Il giovane malato di SM conclude il Cammino di San Michele  

Percorrere un cammino di 1200 chilometri non è da tutti, farlo con un gruppo di amici è raro, ma farlo da disabile è straordinario. Matteo Gamerro, un ragazzo piemontese di 42 anni, soffre di una forma progressiva di Sclerosi Multipla che l’ha costretto alla sedie a rotelle sette anni dopo la diagnosi. 

La malattia, che l’ha colpito quando aveva 20 anni, ha lentamente devastato il suo corpo, “rubandogli” persino la voce, ma non è riuscita a scalfire il suo spirito e la sua voglia di vivere. Matteo infatti si laurea in Ingegneria e, tra il verde della sua casa di Barone Canavese, inizia un blog, scrive il suo primo libro e sogna ardentemente di viaggiare

Nel 2015, armato di tanto coraggio e determinazione, decide di realizzare questo desiderio scegliendo come meta non una classica destinazione turistica, raggiungibile comodamente in auto o aereo, bensì un cammino spirituale e quello più famoso al mondo: Santiago di Compostela. Lo percorre in joëlette, una portantina con una o due ruote ammortizzate e freni a disco di origine francese. Questo mezzo, spinto e trainato da amici e parenti, è adatto per poter attraversare qualsiasi tipo di terreno e sentiero impraticabile. Insieme percorrono due tratti francesi (nel 2015 e 2018), quello italiano della via Francigena (2016) e successivamente quello portoghese (2019).

Ogni esperienza di viaggio è diversa dalla precedente per la varietà di paesaggi e di incontri fatti lungo la via, particolari di cui Matteo fa tesoro e che puntualmente scrive con emozione ad ogni ritorno. È consapevole del fatto che non avrebbe l’opportunità di vedere in maniera ravvicinata flora e fauna o di parlare con persone meravigliose, se viaggiasse in modo “convenzionale” e non con la joëlette. Dice infatti: “Ho scoperto che il turismo lento mi dà la possibilità di osservare meglio il mondo e soprattutto di entrare in contatto con le anime e con il cuore di chi vive queste terre ed ho la fortuna d’incrociare sulla mia strada.” 

I suoi ricordi sono immortalati in diari di viaggio, ovvero, tre libri dove descrive con poesia, ma anche con schiettezza le gioie e le difficoltà nel compiere queste vere e proprie imprese.  

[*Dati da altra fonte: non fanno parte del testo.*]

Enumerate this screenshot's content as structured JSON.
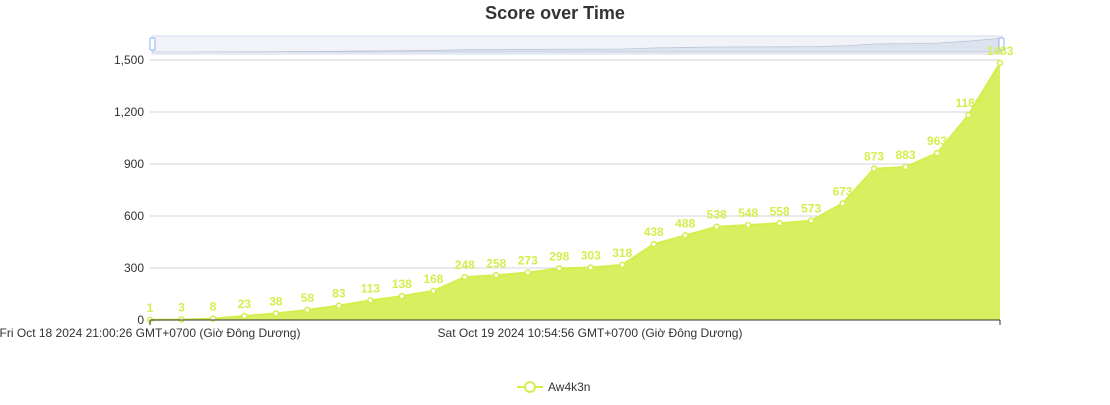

Gli ostacoli, tuttavia, non impediscono a Matteo di continuare a sognare. E siccome è uno che non si ferma mai, appena tornato da un viaggio ne progetta subito un altro e sempre più grande. 

È esattamente quello che si è verificato con il tratto italiano del Cammino di San Michele, lungo 1200 chilometri. Con l’aiuto di Sandro Vannucci (Presidente del comitato promotore di “San Michele: un cammino di cammini”), Matteo ha suddiviso a tappe il percorso che parte dalla Sacra di San Michele in Val di Susa, Piemonte, per arrivare a Monte Sant’Angelo sul Gargano, in Puglia. E si è “rimesso in cammino”.

La parte piemontese è stata completata nel mese di giugno 2021, la parte emiliana, toscana e laziale nei mesi di settembre e ottobre 2021 con tappa finale a Roma dove Matteo e i suoi amici hanno assistito all’Angelus di Papa Francesco in Piazza San Pietro. Il 24 Aprile 2022 è ripartito da Roma da Castel Sant’Angelo (nel quale è proprio esposta l’immagine dell’Arcangelo Michele) per raggiungere Monte Sant’Angelo in Puglia dove è arrivato l’8 Maggio, giorno della festa di San Michele.

Il viaggio, nato in seno al progetto intitolato “Si Può Fare”, ha come scopo la sensibilizzazione dell’opinione pubblica sulla disabilità, servendo anche da stimolo ad altri disabili. Per questo fine, il regista Thomas Torelli ha seguito Matteo documentando ogni sua tappa in un docufilm che verrà proiettato prossimamente nelle scuole per dimostrare ai giovani che con grande volontà e determinazione si possono raggiungere obbiettivi molto lontani e impossibili. 

L’esempio di Matteo incoraggia tutti a non disperare davanti alle difficoltà della vita.“Quando mi hanno diagnosticato la sclerosi multipla, nel 1999, non mi hanno detto che dovevo smettere di vivere... così ho continuato a farlo non limitandomi solo a sopravvivere” dice Matteo. Inseguire i propri sogni ed essere felici è un diritto di tutti, per questo noi di Tao Technologies siamo molto orgogliosi di aver sostenuto come sponsor questo importante cammino di Matteo. 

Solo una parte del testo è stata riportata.